The Machine Learning & AI module comprises 8 classes, each 40 minutes in length; and contains lesson plans, presentations, voiceover videos, activities, worksheets and solutions. Advanced supplementary Python code is provided alongside instructions if desired; and any mathematical concepts covered are previously taught to students at lower secondary level. The module is structured as follows: (1) Introduction to Artificial Intelligence, (2) Machine Learning & Data, (3) Data Analysis & Pre-processing, (4) Machine Learning Models 1 -Linear & Logistic Regression, (5) Machine Learning Models 2 – Decision Trees & K-Nearest Neighbor, (6) Neural Networks & Deep Learning, (7) Evaluation & Vision, and (8) Test Your Knowledge. The module requires minimal setup and has no specific software requirements. It aims to demystify some Machine Learning & AI concepts, reduce misconceptions, and provide a clearer pathway for students who wish to pursue computer science at second and/or third level. In addition, it aims to support ’early school leaver’ programs, as well as all students who do not have access to formal computer science education. The module provides a taster for students interested in taking Computer Science for the Leaving Certificate while also giving useful and practical knowledge of how Machine learning & AI are used in the tools and apps that students interact with every day. The module was recently featured in the Irish Independent alongside staff and students of St Conleth’s Community College, Newbridge (The article is available at this link).

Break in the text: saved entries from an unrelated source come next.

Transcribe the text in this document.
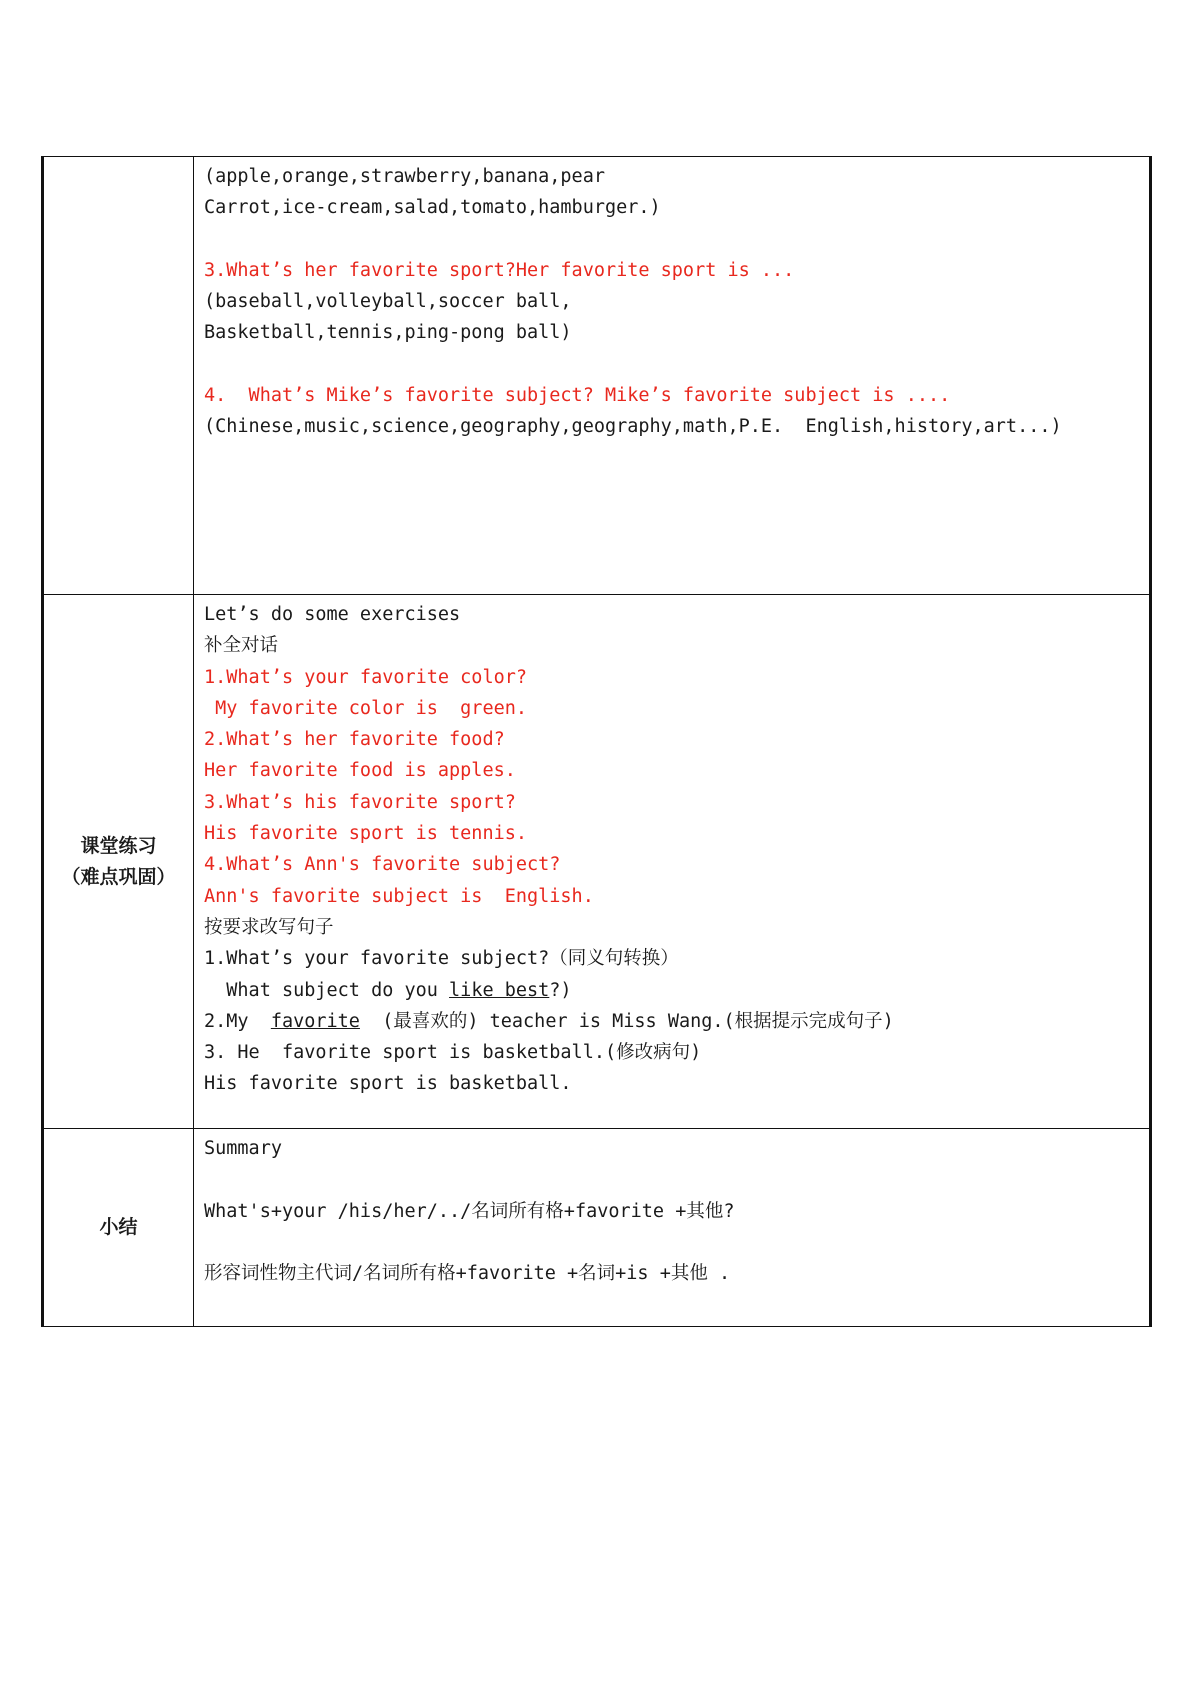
(apple,orange,strawberry,banana,pear
Carrot,ice-cream,salad,tomato,hamburger.)
3.What’s her favorite sport?Her favorite sport is ...
(baseball,volleyball,soccer ball,
Basketball,tennis,ping-pong ball)
4.  What’s Mike’s favorite subject? Mike’s favorite subject is ....
(Chinese,music,science,geography,geography,math,P.E.  English,history,art...)
课堂练习
（难点巩固）
Let’s do some exercises
补全对话
1.What’s your favorite color?
My favorite color is  green.
2.What’s her favorite food?
Her favorite food is apples.
3.What’s his favorite sport?
His favorite sport is tennis.
4.What’s Ann's favorite subject?
Ann's favorite subject is  English.
按要求改写句子
1.What’s your favorite subject?（同义句转换）
What subject do you like best?)
2.My  favorite  (最喜欢的) teacher is Miss Wang.(根据提示完成句子)
3. He  favorite sport is basketball.(修改病句)
His favorite sport is basketball.
小结
Summary
What's+your /his/her/../名词所有格+favorite +其他?
形容词性物主代词/名词所有格+favorite +名词+is +其他 .
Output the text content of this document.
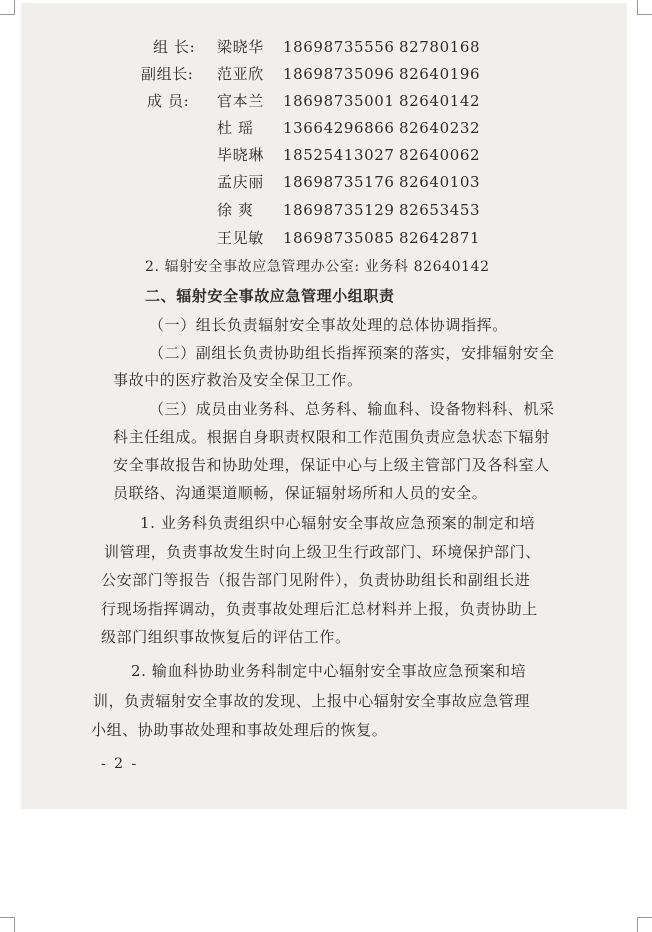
组 长: 梁晓华 18698735556 82780168
副组长: 范亚欣 18698735096 82640196
成 员: 官本兰 18698735001 82640142
杜 瑶 13664296866 82640232
毕晓琳 18525413027 82640062
孟庆丽 18698735176 82640103
徐 爽 18698735129 82653453
王见敏 18698735085 82642871
2. 辐射安全事故应急管理办公室: 业务科 82640142
二、辐射安全事故应急管理小组职责
（一）组长负责辐射安全事故处理的总体协调指挥。
（二）副组长负责协助组长指挥预案的落实，安排辐射安全
事故中的医疗救治及安全保卫工作。
（三）成员由业务科、总务科、输血科、设备物料科、机采
科主任组成。根据自身职责权限和工作范围负责应急状态下辐射
安全事故报告和协助处理，保证中心与上级主管部门及各科室人
员联络、沟通渠道顺畅，保证辐射场所和人员的安全。
1. 业务科负责组织中心辐射安全事故应急预案的制定和培
训管理，负责事故发生时向上级卫生行政部门、环境保护部门、
公安部门等报告（报告部门见附件），负责协助组长和副组长进
行现场指挥调动，负责事故处理后汇总材料并上报，负责协助上
级部门组织事故恢复后的评估工作。
2. 输血科协助业务科制定中心辐射安全事故应急预案和培
训，负责辐射安全事故的发现、上报中心辐射安全事故应急管理
小组、协助事故处理和事故处理后的恢复。
- 2 -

Joyce will continue her research in the area of Machine Learning & AI in Education, investigating the potential industry possibilities that related technologies are generating; and the subsequent ethical impacts that they have upon society. Current and future pre-University students are growing up in a world where these technologies are commonplace, and it is important that they not only understand how they work but are equipped to make informed judgements about how they will use them. Hence, she will work to expose a wider and more diverse audience to tools relating to areas such as analytics, speech recognition, and natural language processing. This will be accomplished by developing content and creating opportunities for teachers and students to understand these tools and become involved in their design and application.